Please join the LPE Project and APPEAL for our next informal mentoring session!
When: Friday January 20, 2023 at 4:15 – 5:15pm EST, (UTC-5) via Zoom (link will be provided to accepted registrants)
Registration & Deadline: SIGN UP HERE by Wednesday, Jan. 18 at 12PM ET. Space is limited!
Who: We welcome law students and graduate students interested in law school teaching to join us for a small group discussion with faculty about research interests and career strategies.
Professor Blake Emerson, UCLA School of Law.
Areas of Expertise: administrative law, structural constitutional law, and political theory.
Faculty Bio (excerpt): Professor Emerson draws on resources from political theory and American political development to understand the structure and purpose of the regulatory state. He studies questions such as: What role have federal government agencies played in interpreting and implementing civil rights and other fundamental public values? How can legal doctrine ensure that agencies address such significant policy issues in a reasoned and inclusive fashion? In what ways have the diverse institutions of the American state realized, or failed to live up to, democratic principles? Emerson’s book, The Public’s Law: Origins and Architecture of Progressive Democracy (Oxford University Press, 2019), offers a history and theory of democracy in the American administrative state. He has co-authored two reports on federal agency best practices for the Administrative Conference of the United States, and written shorter contributions for Slate, the Notice and Comment Blog, Regulatory Review, and Law and Political Economy Blog.
Professor Michelle Wilde Anderson, Stanford Law School and Doerr School of Sustainability,
Areas of expertise: poverty and inequality, local government law, housing, and environmental justice.
Faculty Bio (excerpt): Professor Anderson combines legal analysis and humanistic reporting to understand and improve city and county governance of low-income urban and rural places. Professor Anderson’s new book, The Fight to Save the Town: Reimagining Discarded America (published by Simon & Schuster in June 2022) focuses on the dismantling and rebuilding of local government in high-poverty communities. Rooted in narrative portraits of urban and rural poverty, the book describes the fallout from decades of cuts to local government amidst rising segregation by income and race.
She has done place-based work focused on the water and infrastructure needs of high-poverty rural communities in the South and Southwest; rural land use challenges in California’s San Joaquin Valley; school reform in Memphis, Tennessee; public bankruptcy and insolvency in Detroit, Stockton, and Puerto Rico; local fiscal crisis and state interventions in Michigan, Pennsylvania, Oregon, and Rhode Island; and poverty in Oregon’s rural timber counties. Her national research has focused on the legal tools (including municipal dissolution, bankruptcy, and receiverships) designed to help city and county governments that are facing high levels of poverty as well as a budget crisis. Across her work, she has worked to understand how the history of racial segregation and ongoing implicit bias against Black, Latinx, and mixed-race neighborhoods/cities affect public investment, service delivery, and housing quality.
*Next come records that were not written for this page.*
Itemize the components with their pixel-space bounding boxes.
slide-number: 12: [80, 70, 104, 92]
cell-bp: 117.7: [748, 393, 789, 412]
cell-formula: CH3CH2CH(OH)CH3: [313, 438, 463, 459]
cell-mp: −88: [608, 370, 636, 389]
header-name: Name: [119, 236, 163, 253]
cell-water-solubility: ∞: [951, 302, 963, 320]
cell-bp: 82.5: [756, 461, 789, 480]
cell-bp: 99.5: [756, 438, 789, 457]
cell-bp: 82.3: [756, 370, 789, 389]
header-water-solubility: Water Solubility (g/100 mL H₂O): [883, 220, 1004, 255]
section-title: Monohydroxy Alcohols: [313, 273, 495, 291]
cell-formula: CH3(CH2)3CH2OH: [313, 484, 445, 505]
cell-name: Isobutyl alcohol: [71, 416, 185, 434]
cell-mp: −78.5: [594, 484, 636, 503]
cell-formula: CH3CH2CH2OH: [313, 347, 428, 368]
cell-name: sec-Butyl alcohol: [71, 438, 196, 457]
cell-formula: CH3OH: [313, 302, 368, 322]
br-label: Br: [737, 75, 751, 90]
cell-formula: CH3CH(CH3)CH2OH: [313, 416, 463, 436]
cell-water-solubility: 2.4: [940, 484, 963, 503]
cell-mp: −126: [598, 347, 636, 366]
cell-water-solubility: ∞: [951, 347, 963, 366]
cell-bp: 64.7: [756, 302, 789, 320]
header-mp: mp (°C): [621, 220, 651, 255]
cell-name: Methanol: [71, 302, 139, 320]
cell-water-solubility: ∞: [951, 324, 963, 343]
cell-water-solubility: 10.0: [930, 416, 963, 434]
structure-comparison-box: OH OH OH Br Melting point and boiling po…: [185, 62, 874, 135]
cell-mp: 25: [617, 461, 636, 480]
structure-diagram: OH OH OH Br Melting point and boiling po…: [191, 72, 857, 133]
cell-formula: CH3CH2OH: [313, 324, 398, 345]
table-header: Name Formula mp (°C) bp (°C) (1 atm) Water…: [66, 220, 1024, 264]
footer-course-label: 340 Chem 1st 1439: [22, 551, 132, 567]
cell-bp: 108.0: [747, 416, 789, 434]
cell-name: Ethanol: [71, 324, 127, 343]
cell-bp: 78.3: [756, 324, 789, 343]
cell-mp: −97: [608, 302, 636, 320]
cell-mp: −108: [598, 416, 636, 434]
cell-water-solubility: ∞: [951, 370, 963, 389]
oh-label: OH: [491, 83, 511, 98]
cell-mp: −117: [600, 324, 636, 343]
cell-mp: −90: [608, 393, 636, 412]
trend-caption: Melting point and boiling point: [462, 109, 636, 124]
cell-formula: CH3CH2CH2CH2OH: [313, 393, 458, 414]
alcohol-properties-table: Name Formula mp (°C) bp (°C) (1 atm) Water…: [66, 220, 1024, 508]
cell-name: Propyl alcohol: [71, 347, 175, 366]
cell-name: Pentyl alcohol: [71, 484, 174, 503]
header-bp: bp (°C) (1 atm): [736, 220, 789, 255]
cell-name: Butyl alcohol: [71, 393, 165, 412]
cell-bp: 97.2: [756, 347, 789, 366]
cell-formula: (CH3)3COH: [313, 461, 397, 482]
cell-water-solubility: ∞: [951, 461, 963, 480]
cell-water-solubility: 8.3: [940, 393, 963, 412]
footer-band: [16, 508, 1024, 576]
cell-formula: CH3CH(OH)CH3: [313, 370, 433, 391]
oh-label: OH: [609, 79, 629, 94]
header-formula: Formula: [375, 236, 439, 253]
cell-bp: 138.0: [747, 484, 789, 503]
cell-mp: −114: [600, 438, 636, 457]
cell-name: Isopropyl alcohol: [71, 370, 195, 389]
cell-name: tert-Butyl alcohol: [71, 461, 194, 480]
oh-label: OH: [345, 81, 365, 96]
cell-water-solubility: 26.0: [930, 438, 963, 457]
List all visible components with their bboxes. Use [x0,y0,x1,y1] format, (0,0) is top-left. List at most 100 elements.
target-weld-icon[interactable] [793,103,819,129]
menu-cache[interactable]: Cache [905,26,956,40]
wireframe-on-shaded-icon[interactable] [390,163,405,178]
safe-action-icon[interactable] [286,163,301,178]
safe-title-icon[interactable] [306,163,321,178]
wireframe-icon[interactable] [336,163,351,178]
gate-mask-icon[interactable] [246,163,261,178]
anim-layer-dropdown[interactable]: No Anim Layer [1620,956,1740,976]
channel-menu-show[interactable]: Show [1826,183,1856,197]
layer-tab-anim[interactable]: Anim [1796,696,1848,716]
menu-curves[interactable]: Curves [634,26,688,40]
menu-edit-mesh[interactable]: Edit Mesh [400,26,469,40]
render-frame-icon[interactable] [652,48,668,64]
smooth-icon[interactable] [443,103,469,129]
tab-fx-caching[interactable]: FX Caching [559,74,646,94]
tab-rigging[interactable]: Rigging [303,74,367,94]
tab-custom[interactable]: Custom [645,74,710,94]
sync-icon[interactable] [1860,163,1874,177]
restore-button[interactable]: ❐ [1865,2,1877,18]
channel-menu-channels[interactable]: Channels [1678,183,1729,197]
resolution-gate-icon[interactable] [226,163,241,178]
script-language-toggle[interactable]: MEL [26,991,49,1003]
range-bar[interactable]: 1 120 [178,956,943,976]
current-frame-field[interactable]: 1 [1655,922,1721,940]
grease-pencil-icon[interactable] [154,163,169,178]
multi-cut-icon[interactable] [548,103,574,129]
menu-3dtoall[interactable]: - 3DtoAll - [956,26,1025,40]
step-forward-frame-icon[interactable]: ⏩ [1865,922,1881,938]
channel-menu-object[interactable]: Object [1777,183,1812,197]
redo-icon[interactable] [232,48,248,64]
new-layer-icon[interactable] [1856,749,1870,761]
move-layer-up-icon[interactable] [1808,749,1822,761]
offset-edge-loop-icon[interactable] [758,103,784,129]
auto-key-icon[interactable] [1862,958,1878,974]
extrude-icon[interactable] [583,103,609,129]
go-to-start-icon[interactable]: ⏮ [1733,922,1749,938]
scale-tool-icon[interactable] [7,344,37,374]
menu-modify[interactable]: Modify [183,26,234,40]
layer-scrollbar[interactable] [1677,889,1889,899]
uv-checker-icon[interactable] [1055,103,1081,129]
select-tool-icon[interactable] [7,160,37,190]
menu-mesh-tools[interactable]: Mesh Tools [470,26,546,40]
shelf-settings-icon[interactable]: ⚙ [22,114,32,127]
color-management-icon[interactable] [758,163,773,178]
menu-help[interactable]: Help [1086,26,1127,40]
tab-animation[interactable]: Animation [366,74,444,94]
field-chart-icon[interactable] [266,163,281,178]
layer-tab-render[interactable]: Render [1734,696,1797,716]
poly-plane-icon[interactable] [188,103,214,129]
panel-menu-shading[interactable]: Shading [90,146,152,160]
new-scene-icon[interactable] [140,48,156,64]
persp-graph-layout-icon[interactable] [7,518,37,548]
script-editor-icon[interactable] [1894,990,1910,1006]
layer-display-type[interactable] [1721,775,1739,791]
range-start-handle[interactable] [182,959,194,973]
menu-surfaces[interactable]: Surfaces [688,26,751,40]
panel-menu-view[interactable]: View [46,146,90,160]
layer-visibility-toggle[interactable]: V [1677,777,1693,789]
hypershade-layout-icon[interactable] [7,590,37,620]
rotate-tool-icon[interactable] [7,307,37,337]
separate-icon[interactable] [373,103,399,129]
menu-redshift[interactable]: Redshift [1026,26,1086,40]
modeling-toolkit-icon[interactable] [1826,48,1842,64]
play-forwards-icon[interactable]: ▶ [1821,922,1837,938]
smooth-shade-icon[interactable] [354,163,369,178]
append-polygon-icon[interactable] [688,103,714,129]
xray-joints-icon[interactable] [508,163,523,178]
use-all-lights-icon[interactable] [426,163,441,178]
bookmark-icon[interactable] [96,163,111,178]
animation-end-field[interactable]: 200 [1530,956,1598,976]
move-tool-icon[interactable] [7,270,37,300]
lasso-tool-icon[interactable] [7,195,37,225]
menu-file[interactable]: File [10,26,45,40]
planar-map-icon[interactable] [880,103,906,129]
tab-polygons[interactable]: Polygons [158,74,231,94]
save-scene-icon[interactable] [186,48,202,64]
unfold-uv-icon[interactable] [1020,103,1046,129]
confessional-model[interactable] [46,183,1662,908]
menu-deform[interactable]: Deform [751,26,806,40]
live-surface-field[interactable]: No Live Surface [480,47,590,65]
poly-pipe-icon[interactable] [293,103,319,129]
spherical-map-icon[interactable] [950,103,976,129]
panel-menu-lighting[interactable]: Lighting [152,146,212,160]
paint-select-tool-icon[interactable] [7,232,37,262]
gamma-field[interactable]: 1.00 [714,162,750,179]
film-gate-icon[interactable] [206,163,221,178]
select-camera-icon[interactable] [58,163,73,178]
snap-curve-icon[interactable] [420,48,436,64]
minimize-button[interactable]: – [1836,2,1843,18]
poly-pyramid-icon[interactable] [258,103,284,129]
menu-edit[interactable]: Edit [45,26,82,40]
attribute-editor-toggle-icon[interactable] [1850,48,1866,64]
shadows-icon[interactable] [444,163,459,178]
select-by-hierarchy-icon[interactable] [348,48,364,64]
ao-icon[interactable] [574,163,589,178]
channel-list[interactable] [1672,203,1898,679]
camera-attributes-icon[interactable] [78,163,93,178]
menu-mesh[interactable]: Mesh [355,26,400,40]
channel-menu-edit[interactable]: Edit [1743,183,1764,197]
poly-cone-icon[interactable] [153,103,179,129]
Guiding Thought (from Dr. John Haskell, University of Manchester Law):
We all face doors that seem locked in our lives at various moments. Sometimes they are; sometimes it is just a matter of the wrong key. Sometimes it is just that there are other doors we aren’t seeing. But there is always something to do about a situation and often the best way to get unstuck (or to stay unstuck) is to have opportunities to brainstorm with others. We hope these sessions help facilitate everyone to discover more and better choices in their professional and political life journeys.